St Andrews influence for Sewanee
Sean Dudley

Architect Gil Hanse expects to finish the renovation of the nine hole Sewanee course at the University of the South in Chattanooga, Tennessee, by October.

The Sewanee course was built in 1915 by then university vice-chancellor Albion Knight, making it perhaps the oldest college course in the US, as well as surely the only one designed by an Episcopalian bishop!

“We're blowing up all nine holes as far as the features are concerned, but the routing will remain intact,” Hanse told the Chattanooga Times Free Press. “We've stretched and pulled a few holes and added a few bunkers, so it will be more challenging and visually more interesting.”

A new single line irrigation system is part of the project, which aims to incorporate environmentally sustainable features in the course, preserving the ecosystem of the Cumberland Plateau, where it is located.

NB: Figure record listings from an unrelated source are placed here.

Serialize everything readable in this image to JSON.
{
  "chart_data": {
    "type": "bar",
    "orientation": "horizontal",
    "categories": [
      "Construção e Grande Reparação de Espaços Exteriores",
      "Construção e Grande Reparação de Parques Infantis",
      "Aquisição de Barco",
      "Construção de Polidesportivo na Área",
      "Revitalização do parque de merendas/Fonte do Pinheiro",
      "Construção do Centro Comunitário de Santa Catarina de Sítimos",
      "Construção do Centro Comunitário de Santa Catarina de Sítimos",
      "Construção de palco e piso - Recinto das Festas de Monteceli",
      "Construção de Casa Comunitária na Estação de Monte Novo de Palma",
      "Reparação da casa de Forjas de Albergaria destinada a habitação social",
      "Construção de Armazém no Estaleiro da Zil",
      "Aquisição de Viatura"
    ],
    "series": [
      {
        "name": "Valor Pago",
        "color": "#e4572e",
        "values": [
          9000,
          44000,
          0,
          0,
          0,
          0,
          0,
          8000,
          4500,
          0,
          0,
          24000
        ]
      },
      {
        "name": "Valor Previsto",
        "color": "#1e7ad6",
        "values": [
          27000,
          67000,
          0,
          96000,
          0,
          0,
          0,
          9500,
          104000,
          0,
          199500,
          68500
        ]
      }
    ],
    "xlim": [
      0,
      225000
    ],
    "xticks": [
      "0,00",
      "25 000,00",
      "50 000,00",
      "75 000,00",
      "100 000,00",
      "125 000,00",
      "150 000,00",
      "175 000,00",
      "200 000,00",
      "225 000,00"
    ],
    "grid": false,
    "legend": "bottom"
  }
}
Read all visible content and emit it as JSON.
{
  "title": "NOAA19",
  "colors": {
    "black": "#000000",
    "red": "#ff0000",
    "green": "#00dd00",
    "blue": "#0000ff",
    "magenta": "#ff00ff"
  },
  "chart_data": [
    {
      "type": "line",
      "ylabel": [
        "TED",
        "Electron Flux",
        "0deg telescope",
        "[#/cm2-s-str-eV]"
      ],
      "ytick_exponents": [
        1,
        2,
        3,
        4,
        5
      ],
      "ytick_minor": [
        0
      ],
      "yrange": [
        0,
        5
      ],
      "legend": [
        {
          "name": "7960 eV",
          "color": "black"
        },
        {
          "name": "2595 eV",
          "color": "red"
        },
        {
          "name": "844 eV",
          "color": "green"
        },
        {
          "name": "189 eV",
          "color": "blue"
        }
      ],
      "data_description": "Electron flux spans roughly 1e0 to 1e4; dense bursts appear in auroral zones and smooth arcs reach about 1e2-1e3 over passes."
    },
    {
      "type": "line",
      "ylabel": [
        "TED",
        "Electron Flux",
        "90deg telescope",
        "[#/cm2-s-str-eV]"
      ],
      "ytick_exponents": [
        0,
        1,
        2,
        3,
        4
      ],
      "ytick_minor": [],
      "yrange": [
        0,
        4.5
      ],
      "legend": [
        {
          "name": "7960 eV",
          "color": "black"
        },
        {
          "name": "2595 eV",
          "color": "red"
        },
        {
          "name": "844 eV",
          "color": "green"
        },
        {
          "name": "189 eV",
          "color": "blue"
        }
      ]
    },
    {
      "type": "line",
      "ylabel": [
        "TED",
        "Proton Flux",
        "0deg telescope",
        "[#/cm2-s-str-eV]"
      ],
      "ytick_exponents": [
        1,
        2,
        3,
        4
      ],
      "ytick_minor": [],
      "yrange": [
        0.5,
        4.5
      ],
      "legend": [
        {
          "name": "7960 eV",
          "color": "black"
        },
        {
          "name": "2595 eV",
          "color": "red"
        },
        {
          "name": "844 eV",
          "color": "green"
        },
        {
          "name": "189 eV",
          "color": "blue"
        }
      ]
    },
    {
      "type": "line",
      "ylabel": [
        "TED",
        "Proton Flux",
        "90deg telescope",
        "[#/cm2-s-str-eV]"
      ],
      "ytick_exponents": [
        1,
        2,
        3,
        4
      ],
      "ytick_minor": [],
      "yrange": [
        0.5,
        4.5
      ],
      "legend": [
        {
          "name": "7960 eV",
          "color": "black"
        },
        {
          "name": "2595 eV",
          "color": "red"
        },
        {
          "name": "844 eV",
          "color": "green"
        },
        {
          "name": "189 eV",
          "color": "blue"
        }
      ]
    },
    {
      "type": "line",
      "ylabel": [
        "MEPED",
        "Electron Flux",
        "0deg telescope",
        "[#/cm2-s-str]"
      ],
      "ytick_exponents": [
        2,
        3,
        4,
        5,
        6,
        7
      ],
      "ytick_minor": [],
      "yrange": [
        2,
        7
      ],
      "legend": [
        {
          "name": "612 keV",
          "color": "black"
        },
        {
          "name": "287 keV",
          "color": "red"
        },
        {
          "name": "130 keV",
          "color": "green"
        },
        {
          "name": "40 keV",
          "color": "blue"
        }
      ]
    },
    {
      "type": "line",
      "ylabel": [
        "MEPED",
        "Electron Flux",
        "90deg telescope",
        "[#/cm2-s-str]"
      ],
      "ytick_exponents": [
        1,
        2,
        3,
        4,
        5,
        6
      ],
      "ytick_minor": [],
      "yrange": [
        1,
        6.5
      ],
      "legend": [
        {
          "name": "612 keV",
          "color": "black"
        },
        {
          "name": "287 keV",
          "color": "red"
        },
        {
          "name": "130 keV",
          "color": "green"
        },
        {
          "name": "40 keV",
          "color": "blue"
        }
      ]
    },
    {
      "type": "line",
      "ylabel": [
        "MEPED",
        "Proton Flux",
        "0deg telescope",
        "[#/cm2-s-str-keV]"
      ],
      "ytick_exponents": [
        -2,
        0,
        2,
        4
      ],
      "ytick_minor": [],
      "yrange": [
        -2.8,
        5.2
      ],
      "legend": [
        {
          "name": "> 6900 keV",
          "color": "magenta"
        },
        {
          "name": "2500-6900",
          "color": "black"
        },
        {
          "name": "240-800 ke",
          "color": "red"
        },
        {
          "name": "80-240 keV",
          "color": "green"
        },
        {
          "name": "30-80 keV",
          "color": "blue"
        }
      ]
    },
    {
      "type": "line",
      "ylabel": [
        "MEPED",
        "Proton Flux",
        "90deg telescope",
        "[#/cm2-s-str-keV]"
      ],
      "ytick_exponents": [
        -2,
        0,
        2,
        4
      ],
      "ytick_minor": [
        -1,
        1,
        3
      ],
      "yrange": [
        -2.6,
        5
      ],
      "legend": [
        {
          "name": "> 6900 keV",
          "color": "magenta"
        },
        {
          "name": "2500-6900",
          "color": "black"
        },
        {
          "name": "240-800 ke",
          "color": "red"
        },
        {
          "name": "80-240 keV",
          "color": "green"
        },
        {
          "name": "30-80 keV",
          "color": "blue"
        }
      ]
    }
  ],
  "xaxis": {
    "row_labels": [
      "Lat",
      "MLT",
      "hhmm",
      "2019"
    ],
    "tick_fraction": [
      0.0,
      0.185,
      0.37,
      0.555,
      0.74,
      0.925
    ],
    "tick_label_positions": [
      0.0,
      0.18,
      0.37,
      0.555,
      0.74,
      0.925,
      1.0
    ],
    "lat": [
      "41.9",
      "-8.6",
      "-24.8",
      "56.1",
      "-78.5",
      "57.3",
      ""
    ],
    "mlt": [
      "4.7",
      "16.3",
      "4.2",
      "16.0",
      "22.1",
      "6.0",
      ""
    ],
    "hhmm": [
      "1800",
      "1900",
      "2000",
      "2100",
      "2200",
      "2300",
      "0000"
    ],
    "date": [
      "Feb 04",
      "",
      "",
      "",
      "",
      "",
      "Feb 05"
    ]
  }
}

Hanse's changes to the course include rebuilding the first in the style of St Andrews' famous Road hole, while the architect says the par three fourth, known as 'Infinity' could be one of the most visually stunning short holes in golf, with the green located right on the edge of a bluff.

Other Scottish-influenced features include the second hole, patterned after Prestwick's Alps, a version of the Valley of Sin in front of the eighth green, and a central bunker complex – but here a Bishop's rather than a Principal's Nose – on the home hole. Hanse is also building a Himalayas-style putting green for college golfers and guests to use for practice.